Motorists—car dealers and manufacturers, and associations of wealthy car owners—united as an interest group. They conducted public information campaigns, teaching people how to cross streets safely and in the process normalizing the idea that streets belonged to cars. With transcendent marketing insight, motorists realized the best way to discredit the streets-are-for-walking crowd was to make them look uncool.
Public relations and mental models aside, another problem remained: the streets themselves. In cities, they were made of dirt or gravel. That would change as a consequence of waste—but not, as one might expect, waste in the form of horse manure. Both Norton and Wells offer an alternative take on that problem, contextualizing horse dung as a relatively minor component of a much deeper waste problem. Factories and businesses disposed of wastes in local waterways or, if it was more convenient, empty lots.
People tended to live near where they worked, and they generated their own waste too. Household refuse was thrown into gutters, and human waste ended up in waterways and local cesspits. Tenements truly overflowed. Cities were, in short, hellholes. As much as they praised any automaker, urban citizens of the late 19th century celebrated sanitation engineers.
Driverless cars, currently the darling of Silicon Valley, are a cosmetic upgrade on the status quo, promoted as revolutionary, but likely changing little. To install modern sewer systems—which usually just diverted waste to local lakes and rivers and coastlines—streets were torn up. Afterward it made sense to rebuild them with asphalt, a natural form of petroleum, which inventors had learned to use as a glue to bind gravel into hard, smooth surfaces.

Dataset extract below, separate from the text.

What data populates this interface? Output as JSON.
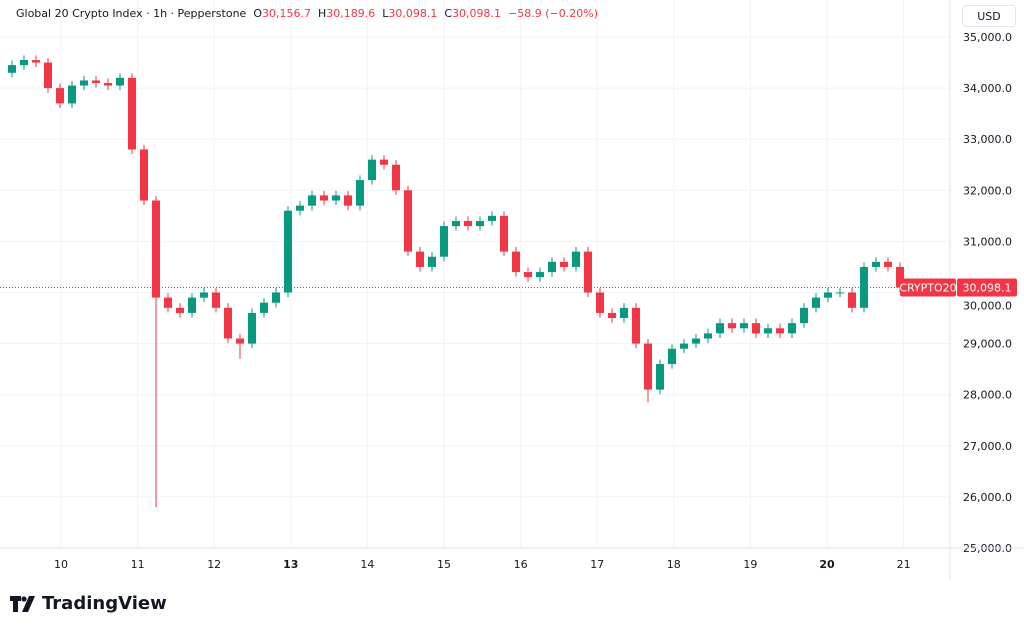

These were easier to clean, and also better for cars. Cars clogged the streets, slowing traffic and preventing streetcars from keeping their schedules. Ridership fell. Streetcar companies struggled to stay profitable, all the more so because, as local monopolies, city governments limited fare increases. The cost of each individual call would go way up. With a critical mass of car-service users, the cost of each trip would go way down.
If you go over, you pay a surcharge or an add-on fee. It would probably be much less. That sounds like the ultimate freedom to me. Your Life Despite the fact that manufacturers have never built better cars with more safety features, the number of automotive deaths every year continues to rise.
Because people cannot be trusted to drive safely. Also, accidents just happen, even to the best drivers. Nearly 40, Americans die every year in car crashes.
Almost two million people die worldwide. Crashes are the number one killer of Americans under the age of My teenage son drives every day, and every day I pray that he comes home to us safely. Millions of people suffer terrible injuries every year from car crashes. Often, these injuries render them unable to work, force them onto pain medication, and lead them into addiction. And yet all, if not most, of those accidents could be preventable. Everyone knows at least one person whose life has been forever ruined or distorted by a car crash.
And yet we just sit back and accept that as an inevitable fact of reality. People who passionately crusade against guns, or for universal health care, or who give thousands of dollars to cancer research just throw up their hands when it comes to cars. But there is something we can do. Get rid of cars. Your Sanity From the day you buy a car until the day you die in your car, the car business and culture abuse and exploit people.
Some mechanic has ripped you off at some point in your life. Best of all, imagine a world without car dealers, and car dealerships, the worst places staffed by the worst people alive. This will be a huge societal shift. People will lose their jobs. Essay, Pages 2 words. Don't use plagiarized sources. Get your custom essay on. Get quality help now. Verified writer. Proficient in: Car. Deadline: 10 days left.
Number of pages. Email Invalid email. Cite this page The world without cars. Related Essays. This is just a sample. You can get a custom paper by one of our expert writers. Stay Safe, Stay Original. Not Finding What You Need? Copying content is not allowed on this website.